Curiously, those most obsessed with defining race precisely are those who are persuaded of the superiority of their own race—and the inferiority of others. For example, our Constitution once defined the inferiority of African slaves with mathematical precision: when counting population for the purpose of determining Presidential electors, a slave counted as three-fifths of a person. Mississippi’s anti-miscegenation laws once defined a person as “African” if she or he had at least one-eighth African blood. By contrast, African American theologian Brian Bantum has argued that race is “a tragic illusion,” born of the Western need to assert superiority by setting up a false dichotomy of “white” against “black”—a lie exposed early on by mixed-race children, living “in between categories of colonizer and colonized, human and nonhuman, slave and free” (Brian Bantum, Redeeming Mulatto: A Theology of Race and Christian Hybridity [Waco: Baylor University, 2010]; cited in a review by Edward P. Antonio in Christian Century 129 [February 8, 2012]: 38).

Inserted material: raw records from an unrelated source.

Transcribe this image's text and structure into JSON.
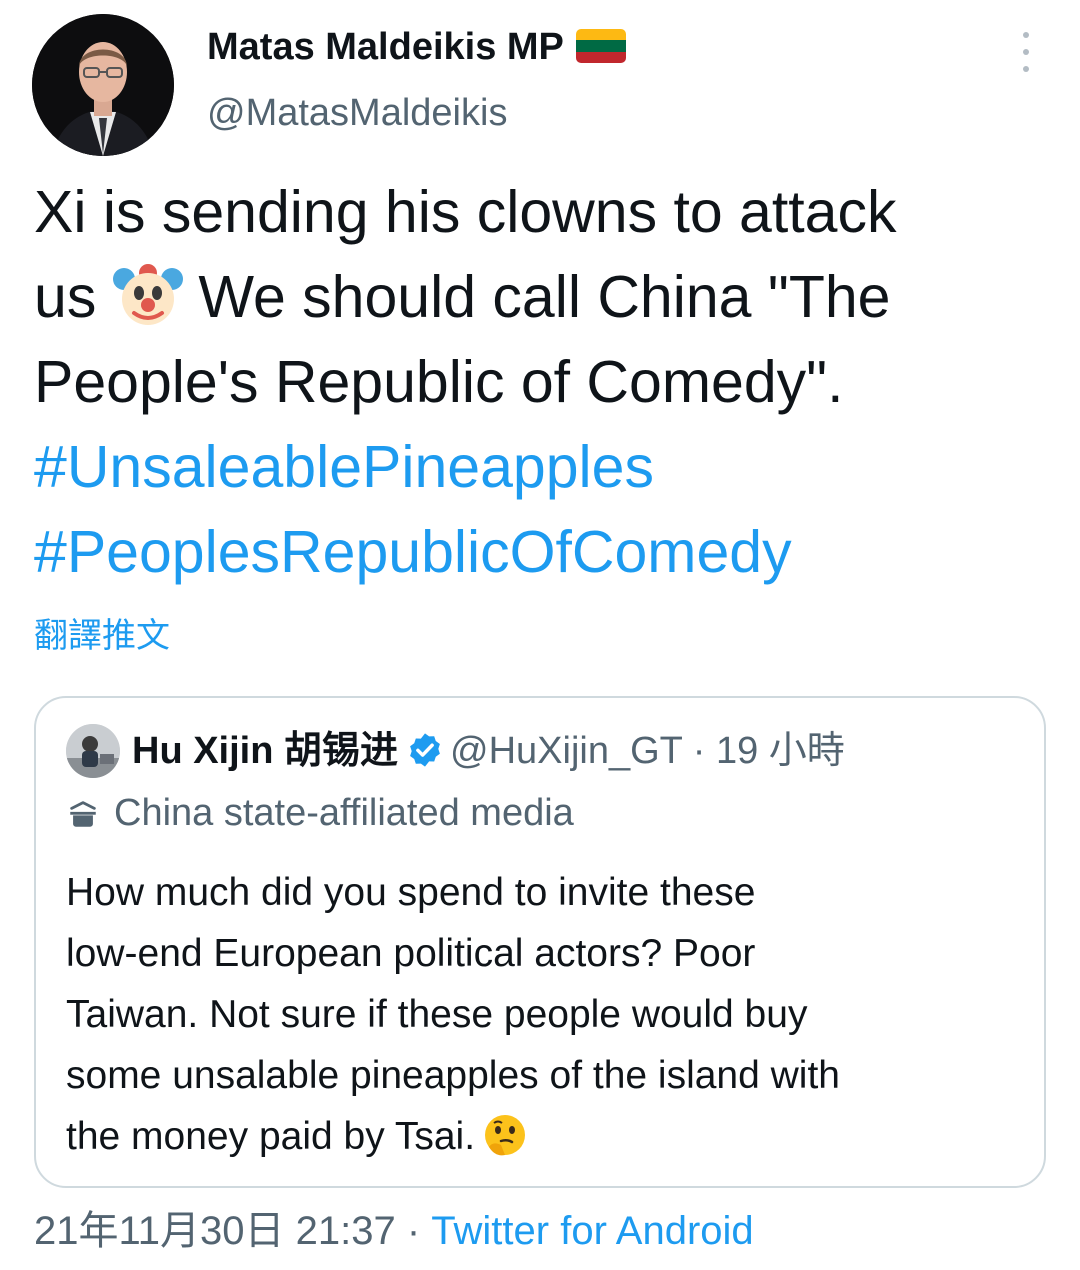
{
  "author": {
    "name": "Matas Maldeikis MP",
    "handle": "@MatasMaldeikis",
    "flag_colors": [
      "#fdb913",
      "#006a44",
      "#c1272d"
    ]
  },
  "tweet": {
    "text_lines": [
      "Xi is sending his clowns to attack",
      "us",
      "We should call China \"The",
      "People's Republic of Comedy\"."
    ],
    "emoji": "clown-face",
    "hashtags": [
      "#UnsaleablePineapples",
      "#PeoplesRepublicOfComedy"
    ],
    "translate_label": "翻譯推文"
  },
  "quoted_tweet": {
    "name": "Hu Xijin 胡锡进",
    "verified": true,
    "handle": "@HuXijin_GT",
    "separator": "·",
    "time": "19 小時",
    "label_icon": "state-media-icon",
    "label": "China state-affiliated media",
    "text_lines": [
      "How much did you spend to invite these",
      "low-end European political actors? Poor",
      "Taiwan. Not sure if these people would buy",
      "some unsalable pineapples of the island with",
      "the money paid by Tsai."
    ],
    "emoji": "thinking-face"
  },
  "footer": {
    "timestamp": "21年11月30日 21:37",
    "separator": "·",
    "source": "Twitter for Android"
  },
  "colors": {
    "accent": "#1d9bf0",
    "text": "#0f1419",
    "muted": "#536471",
    "border": "#cfd9de"
  }
}
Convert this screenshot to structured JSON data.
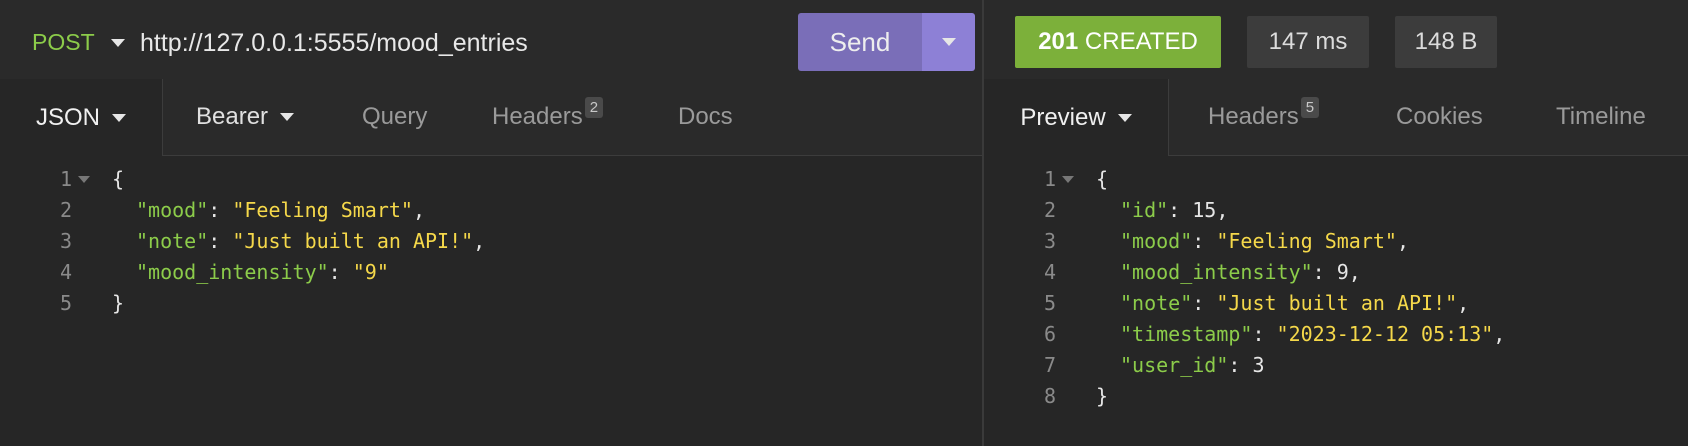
{
  "request": {
    "method": "POST",
    "url": "http://127.0.0.1:5555/mood_entries",
    "send_label": "Send",
    "tabs": [
      {
        "label": "JSON"
      },
      {
        "label": "Bearer"
      },
      {
        "label": "Query"
      },
      {
        "label": "Headers",
        "badge": "2"
      },
      {
        "label": "Docs"
      }
    ],
    "body_lines": [
      {
        "n": "1",
        "t": "{"
      },
      {
        "n": "2",
        "k": "\"mood\"",
        "v": "\"Feeling Smart\"",
        "e": ","
      },
      {
        "n": "3",
        "k": "\"note\"",
        "v": "\"Just built an API!\"",
        "e": ","
      },
      {
        "n": "4",
        "k": "\"mood_intensity\"",
        "v": "\"9\"",
        "e": ""
      },
      {
        "n": "5",
        "t": "}"
      }
    ]
  },
  "response": {
    "status_code": "201",
    "status_text": "CREATED",
    "time": "147 ms",
    "size": "148 B",
    "tabs": [
      {
        "label": "Preview"
      },
      {
        "label": "Headers",
        "badge": "5"
      },
      {
        "label": "Cookies"
      },
      {
        "label": "Timeline"
      }
    ],
    "body_lines": [
      {
        "n": "1",
        "t": "{"
      },
      {
        "n": "2",
        "k": "\"id\"",
        "num": "15",
        "e": ","
      },
      {
        "n": "3",
        "k": "\"mood\"",
        "v": "\"Feeling Smart\"",
        "e": ","
      },
      {
        "n": "4",
        "k": "\"mood_intensity\"",
        "num": "9",
        "e": ","
      },
      {
        "n": "5",
        "k": "\"note\"",
        "v": "\"Just built an API!\"",
        "e": ","
      },
      {
        "n": "6",
        "k": "\"timestamp\"",
        "v": "\"2023-12-12 05:13\"",
        "e": ","
      },
      {
        "n": "7",
        "k": "\"user_id\"",
        "num": "3",
        "e": ""
      },
      {
        "n": "8",
        "t": "}"
      }
    ]
  },
  "colors": {
    "method": "#8ccc4a",
    "json_key": "#8ccc4a",
    "json_string": "#f5d84a",
    "send": "#7a6eb8",
    "status_success": "#7cb03a"
  }
}
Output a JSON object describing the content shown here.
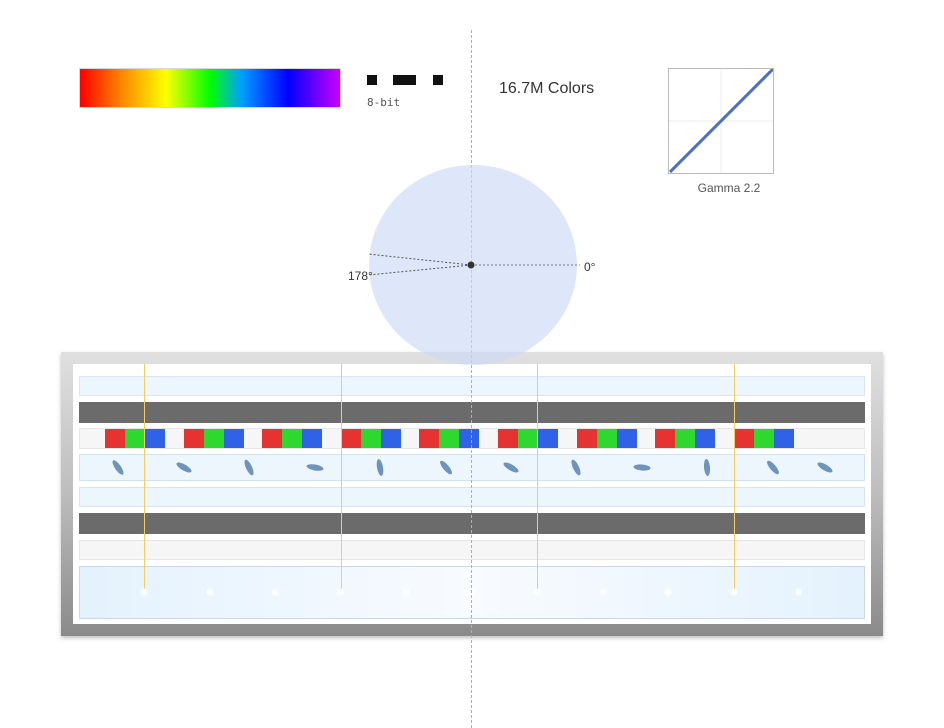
{
  "bit_depth": {
    "label": "8-bit"
  },
  "color_count": {
    "label": "16.7M Colors"
  },
  "gamma": {
    "label": "Gamma 2.2"
  },
  "viewing_angle": {
    "left_label": "178°",
    "right_label": "0°"
  },
  "colors": {
    "subpixel_red": "#e73232",
    "subpixel_green": "#2fd82f",
    "subpixel_blue": "#2f62e6",
    "liquid_crystal": "#6f94bb",
    "gamma_curve": "#4a6fc8",
    "light_guide_lines": "#f3cd60"
  },
  "subpixel_group_count": 9,
  "liquid_crystal_count": 12
}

Moses’ story reveals what experience in our own multi-racial society is increasingly proving to be true: that Bantum is right. While Moses was born a Hebrew, he grew up as an Egyptian, the adopted son of Pharaoh’s daughter. No wonder, when Moses helps Reuel’s daughters water their flock, they report to their father, “An Egyptian (!) helped us.” Moses marries one of those young women, named Zipporah, and settles down to live among Reuel’s people, as a Midianite. But he knows he is not truly one of them, either, as the name he gives his son makes clear: Gershom, here understood to mean “name of a ger”—that is, a foreigner, or sojourner (see the devotions for week six). There was nothing wrong with Moses being Midianite, or Egyptian for that matter—and he could easily have been defined, and defined himself, as either. But his identification with the Hebrews oppressed in Egypt will not let him go—and neither will the Lord.
Prayer: Free us, God, from our obsession with telling others who they are. Remind us that you have spoken our names, from before creation, and give us grace to accept and affirm one another. In Jesus’ holy name, Amen.
I am a old Black Man born in Jim Crow South. When I was a Boy the State moved road close to our well making well go dry because State thought Negroes shouldn’t own land! Also as a Boy Jim Crow put me in White School to prove Negroes were inferior to Whites. Working for State I was shot at while driving home from work bullet missed my head by only inches! Also working for State a snake was put in cab of my work truck. Snake crawled from under dash started towards my left hand on steering wheel then stretched out onto drivers door armrest while I was driving on Creedmoor Road in Raleigh NC and I couldn’t pull over right away! To be Black is too be hated!
God bless you, Mr. Harris. I am so sorry for the pain that you have suffered. I pray that we can work toward the justice God intends for all of us.